US-Behörden ermitteln gegen Apex Logistics wegen Nvidia-Chip-Schmuggels

US-Behörden ermitteln gegen Apex Logistics, eine grosse asiatische Tochterfirma von Kühne+Nagel mit Sitz in Singapur, wegen Beihilfe zum Schmuggel von Nvidia-KI-Chips nach China. Der Vorwurf betrifft den illegalen Transport kompletter Server-Racks im Jahr 2024 unter Umgehung der US-Exportbeschränkungen. Der Logistikkonzern kooperiert vollumfänglich mit den Ermittlern.

US-Behörden nehmen Apex Logistics ins Visier

Der weltweite Chip-Krieg hat den Logistiksektor erreicht.

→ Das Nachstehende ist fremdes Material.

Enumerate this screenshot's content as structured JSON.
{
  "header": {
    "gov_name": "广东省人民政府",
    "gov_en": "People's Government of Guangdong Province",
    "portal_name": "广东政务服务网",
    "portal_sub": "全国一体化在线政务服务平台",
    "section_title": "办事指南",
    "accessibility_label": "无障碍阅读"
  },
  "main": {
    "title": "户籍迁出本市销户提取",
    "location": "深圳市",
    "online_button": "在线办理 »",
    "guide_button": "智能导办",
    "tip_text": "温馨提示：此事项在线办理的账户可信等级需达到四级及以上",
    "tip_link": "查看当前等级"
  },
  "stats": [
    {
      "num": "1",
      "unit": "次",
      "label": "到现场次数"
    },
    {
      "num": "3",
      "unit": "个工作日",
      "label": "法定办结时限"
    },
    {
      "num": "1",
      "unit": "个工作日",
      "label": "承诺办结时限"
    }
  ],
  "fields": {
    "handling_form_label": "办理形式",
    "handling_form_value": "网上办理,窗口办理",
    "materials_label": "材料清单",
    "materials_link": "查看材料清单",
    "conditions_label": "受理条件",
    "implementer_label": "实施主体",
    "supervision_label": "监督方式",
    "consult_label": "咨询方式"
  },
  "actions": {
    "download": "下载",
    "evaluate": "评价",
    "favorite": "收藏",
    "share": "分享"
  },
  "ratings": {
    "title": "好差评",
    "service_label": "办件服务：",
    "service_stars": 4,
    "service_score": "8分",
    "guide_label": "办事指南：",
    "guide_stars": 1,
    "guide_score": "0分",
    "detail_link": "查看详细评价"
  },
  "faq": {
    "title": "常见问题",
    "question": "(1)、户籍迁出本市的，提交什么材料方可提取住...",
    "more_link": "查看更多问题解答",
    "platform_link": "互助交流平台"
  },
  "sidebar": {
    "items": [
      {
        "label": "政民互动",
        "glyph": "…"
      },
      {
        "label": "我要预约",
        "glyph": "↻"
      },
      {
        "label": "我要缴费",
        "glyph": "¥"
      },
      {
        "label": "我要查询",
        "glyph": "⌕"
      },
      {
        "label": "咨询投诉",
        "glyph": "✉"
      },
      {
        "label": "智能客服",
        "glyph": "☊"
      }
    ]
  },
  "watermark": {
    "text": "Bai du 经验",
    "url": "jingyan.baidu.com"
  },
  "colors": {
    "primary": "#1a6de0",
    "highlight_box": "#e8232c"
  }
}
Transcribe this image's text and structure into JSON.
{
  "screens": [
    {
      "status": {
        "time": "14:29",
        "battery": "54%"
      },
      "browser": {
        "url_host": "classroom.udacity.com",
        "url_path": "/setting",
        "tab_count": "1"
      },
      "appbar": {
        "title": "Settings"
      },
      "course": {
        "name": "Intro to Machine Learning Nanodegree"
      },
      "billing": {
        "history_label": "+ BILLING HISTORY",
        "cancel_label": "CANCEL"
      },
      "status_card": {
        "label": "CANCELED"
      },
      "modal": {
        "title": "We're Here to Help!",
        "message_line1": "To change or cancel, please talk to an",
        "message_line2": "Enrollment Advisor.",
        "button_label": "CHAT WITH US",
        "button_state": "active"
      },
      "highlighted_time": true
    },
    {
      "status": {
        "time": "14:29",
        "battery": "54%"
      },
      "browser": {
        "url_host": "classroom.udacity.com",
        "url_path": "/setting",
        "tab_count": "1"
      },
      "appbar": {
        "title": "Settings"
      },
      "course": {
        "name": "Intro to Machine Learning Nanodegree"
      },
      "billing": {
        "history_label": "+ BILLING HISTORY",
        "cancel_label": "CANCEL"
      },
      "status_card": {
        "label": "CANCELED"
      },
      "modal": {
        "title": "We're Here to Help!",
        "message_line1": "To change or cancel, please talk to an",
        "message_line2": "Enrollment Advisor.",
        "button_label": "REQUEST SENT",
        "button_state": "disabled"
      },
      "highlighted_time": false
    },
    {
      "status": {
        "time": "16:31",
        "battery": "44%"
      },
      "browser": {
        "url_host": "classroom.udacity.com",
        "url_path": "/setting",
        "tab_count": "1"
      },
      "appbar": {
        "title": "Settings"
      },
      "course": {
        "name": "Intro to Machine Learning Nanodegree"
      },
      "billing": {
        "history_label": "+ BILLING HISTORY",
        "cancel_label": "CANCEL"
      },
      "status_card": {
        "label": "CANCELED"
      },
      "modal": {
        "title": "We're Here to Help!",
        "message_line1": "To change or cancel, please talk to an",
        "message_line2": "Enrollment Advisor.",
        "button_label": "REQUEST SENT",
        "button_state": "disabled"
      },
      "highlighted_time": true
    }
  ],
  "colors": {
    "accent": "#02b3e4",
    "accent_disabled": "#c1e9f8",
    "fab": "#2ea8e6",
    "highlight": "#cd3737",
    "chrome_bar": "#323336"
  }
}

Die in Singapur ansässige Tochtergesellschaft des Schweizer Logistikkonzerns Kühne+Nagel soll in den illegalen Transport wertvoller Halbleiter des US-Technologiekonzerns Nvidia nach China verwickelt sein.

Im Zentrum der Untersuchung stehen Vorwürfe, wonach Apex im Verlauf des Jahres 2024 ganze Serversysteme und Gestelle (Racks) ausgeführt hat, die von Super Micro Computer gefertigt wurden. Die US-Regierung untersagt den Export modernster KI-Chips nach China bereits seit 2022, um den technologischen Vorsprung des Landes zu wahren und eine militärische Aufrüstung zu verhindern. Dennoch entstand seither ein florierender Schwarzmarkt für diese Hochleistungskomponenten.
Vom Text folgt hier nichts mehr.